MANDATORY RULE: You require explicit human permission and downstream cross-compilation testing (e.g., buildbots) before modifying the structural signatures, garbage collection logic, or public APIs of these files:
* Objects/bytesobject.c (Highest Cumulative Risk: 655.27, 100% Injection Surface Exposure due to format string parsing)
* Python/ceval.c & Python/bytecodes.c (Extreme Volatility Hotspots: Near 100% Churn, highly fragile interpreter loop)
* Modules/expat/xmlparse.c (Massive Structural Mass: 11,720.84, Key Person Silo - 100% isolated ownership by Stan Ulbrych)
* Include/Python.h (Severe Blind Bottleneck - 312 inbound connections flying blind with 92.7% Doc Risk)
* Include/pyerrors.h (House of Cards - Deeply embedded with 97.9% Error Risk)
4. Threat & Security Boundaries
Status: SECURE PERIMETER (WITH RAW MEMORY & EXPLOIT CAVEATS). Structural XGBoost Threat Intelligence audits have flagged 0 malicious artifacts and 0 Agentic RCE funnels.
CRITICAL WARNINGS:
1. Raw Memory Manipulation: Operations inside Include/internal/ headers (e.g., pycore_gc.h, pycore_dict.h) and core modules like _bz2module.c rely heavily on raw memory manipulation and pointer arithmetic (10% Exposure). Any PyMem_Malloc, buffer parsing, or struct casting here must be rigorously scrutinized for out-of-bounds access, Use-After-Free (UAF), or segmentation faults.
2. Exploit Generation Surface: Code generation tools (Tools/clinic/libclinic/dsl_parser.py) and JIT optimizers (Tools/jit/_optimizers.py) possess a 100% Exposure score for Exploit Generation. Ensure that any modifications to AST generation or bytecode compilation strictly validate inputs to prevent arbitrary code execution during the build process.

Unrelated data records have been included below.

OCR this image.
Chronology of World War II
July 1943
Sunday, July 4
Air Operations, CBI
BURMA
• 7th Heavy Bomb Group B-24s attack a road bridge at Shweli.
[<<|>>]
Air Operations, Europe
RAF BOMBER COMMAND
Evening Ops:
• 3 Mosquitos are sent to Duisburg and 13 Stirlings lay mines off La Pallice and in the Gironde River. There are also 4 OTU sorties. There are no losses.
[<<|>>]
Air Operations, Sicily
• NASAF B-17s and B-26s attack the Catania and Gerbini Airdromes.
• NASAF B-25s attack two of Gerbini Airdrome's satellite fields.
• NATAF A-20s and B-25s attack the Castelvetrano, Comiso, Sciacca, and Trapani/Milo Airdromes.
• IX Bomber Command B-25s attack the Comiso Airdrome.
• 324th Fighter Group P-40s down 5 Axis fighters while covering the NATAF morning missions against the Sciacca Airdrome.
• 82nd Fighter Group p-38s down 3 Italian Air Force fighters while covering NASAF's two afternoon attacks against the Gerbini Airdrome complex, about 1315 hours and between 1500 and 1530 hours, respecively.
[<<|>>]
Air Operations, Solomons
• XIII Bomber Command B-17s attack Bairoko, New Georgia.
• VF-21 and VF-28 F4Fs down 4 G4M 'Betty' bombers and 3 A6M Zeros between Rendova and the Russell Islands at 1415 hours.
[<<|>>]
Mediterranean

3. Weaponizable Injection Vectors: Modules handling untrusted inputs (Modules/mmapmodule.c, Objects/bytesobject.c) have high injection surface exposure. You must ensure strict bounds checking and utilize the secure C-API variants for parsing formats (e.g., PyArg_ParseTuple).
4. Hardcoded Payload Artifacts: Lib/test/certdata/*.pem tripped hardcoded payload signatures. DO NOT flag these as leaked secrets; they are explicit cryptographic fixtures required for testing the ssl module.
5. Environmental Tooling (The Oracle)
Do not guess C-API refcounting semantics (Py_INCREF/Py_DECREF), hallucinate GIL (Global Interpreter Lock) states, or rely on generalized C knowledge to determine blast radius within this 600k+ LOC runtime.
You have access to a deterministic GitGalaxy SQLite database that maps the absolute syntactic physics of this repository. Before modifying any file listed in the Restricted Zones, you MUST query the database for dependency mapping.
* To map inbound dependencies (Blast Radius), query the function_edges or file_edges tables for all callers targeting your target file.
* Do not proceed with structural modifications until the specific blast radius has been statically confirmed via the database.